Bir şeyin, nasıl olacağına, ne yöntemle olacağına takılma, burkulma seni bir elden diğerine sıçratacaktır. 

Aynı DNA sarmalın gibi burkuldukça, başka bir dünyaya, başka bir gerçekliğe adım atarsın. Bu öyle başka bir boyut, öyle bir sıçrayış olur ki, eskiye dair içinde taşıdığı sadece ufak bir histir. Bu gerçeklikte, bu algıdayken, niyetin ne ise ona yükselip kendini gösterirsin. O niyeti ne kadar istediğini, onunla ne olacağını, ne yapacağını.. Niyetin de seni seçerse, yani seninle işbirliğinde olmayı kabul ederse, sıçrama yaşanır. Senin, olana inancın ne kadar fazla ise burkulma ve sıçramanın süresi o kadar kısalır, fark ediş anında gerçekleşir. 

Aslında herkes, niyeti ile birlikte bunu nereye kadar deneyimleyeceğini de bilir. Burada iş içten içe bildiğini değiştirmeden kabul etmektir.
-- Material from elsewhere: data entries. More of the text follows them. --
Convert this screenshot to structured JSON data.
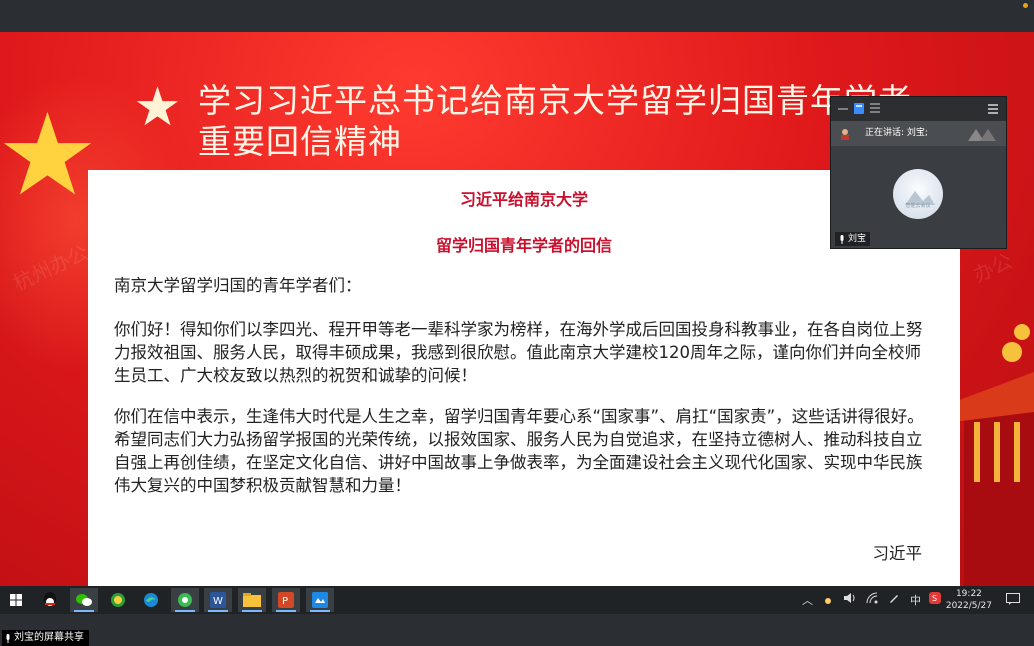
{
  "slide": {
    "title_line1": "学习习近平总书记给南京大学留学归国青年学者",
    "title_line2": "重要回信精神",
    "watermark_left": "杭州办公",
    "watermark_right": "办公"
  },
  "letter": {
    "heading1": "习近平给南京大学",
    "heading2": "留学归国青年学者的回信",
    "salutation": "南京大学留学归国的青年学者们：",
    "paragraph1": "你们好！得知你们以李四光、程开甲等老一辈科学家为榜样，在海外学成后回国投身科教事业，在各自岗位上努力报效祖国、服务人民，取得丰硕成果，我感到很欣慰。值此南京大学建校120周年之际，谨向你们并向全校师生员工、广大校友致以热烈的祝贺和诚挚的问候！",
    "paragraph2": "你们在信中表示，生逢伟大时代是人生之幸，留学归国青年要心系“国家事”、肩扛“国家责”，这些话讲得很好。希望同志们大力弘扬留学报国的光荣传统，以报效国家、服务人民为自觉追求，在坚持立德树人、推动科技自立自强上再创佳绩，在坚定文化自信、讲好中国故事上争做表率，为全面建设社会主义现代化国家、实现中华民族伟大复兴的中国梦积极贡献智慧和力量！",
    "signature": "习近平"
  },
  "video_panel": {
    "speaking_label": "正在讲话: 刘宝;",
    "participant_name": "刘宝",
    "avatar_caption": "智能云会议"
  },
  "taskbar": {
    "apps": [
      "start-icon",
      "qq-icon",
      "wechat-icon",
      "browser-360-icon",
      "edge-icon",
      "browser-icon",
      "word-icon",
      "file-explorer-icon",
      "powerpoint-icon",
      "meeting-app-icon"
    ],
    "ime_label": "中",
    "time": "19:22",
    "date": "2022/5/27"
  },
  "share_status": {
    "label": "刘宝的屏幕共享"
  },
  "colors": {
    "slide_red": "#e0191b",
    "heading_red": "#c8102e",
    "star_gold": "#ffd23f",
    "taskbar_bg": "#1f2326"
  }
}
Kendimize dair her türlü istek ve arzumuz ihtiyaç ve bilme odaklıdır. Her ne kadar biz bunu böyle tanımlamasak da. Eksiklikleri doldurmak, eksikliklerin olduğuna inanmak isteriz. Kulağa biraz tırmalayıcı geliyor bu. Eksikliklerin olduğuna inanmayı istemek ne demek? Bu, içimizdeki tanımsız boşluğun duyguda ifadesidir biraz. Boşluğu ve aslında tam merkezinde olmadığını kabul etmektense, bir eksikliğin olduğunu düşünmeye ihtiyaç duyarız. Merkezlenmek demek de, kısaca kendini tanımak demektir. Kendini bilmeye adım atmak. Kendini bilen yerinden oynatılamaz bir kaya gibi olur, sorgusuz ve kendine karşı net, dürüsttür. Burada bir merkezlenme yaşanır. Burada varlığını kabul deneyimlenir olur. Bu durumda iken, niyetimize kendimizi gösterdiğimizde sıçramaya ve dönüşmeye hazırızdır. 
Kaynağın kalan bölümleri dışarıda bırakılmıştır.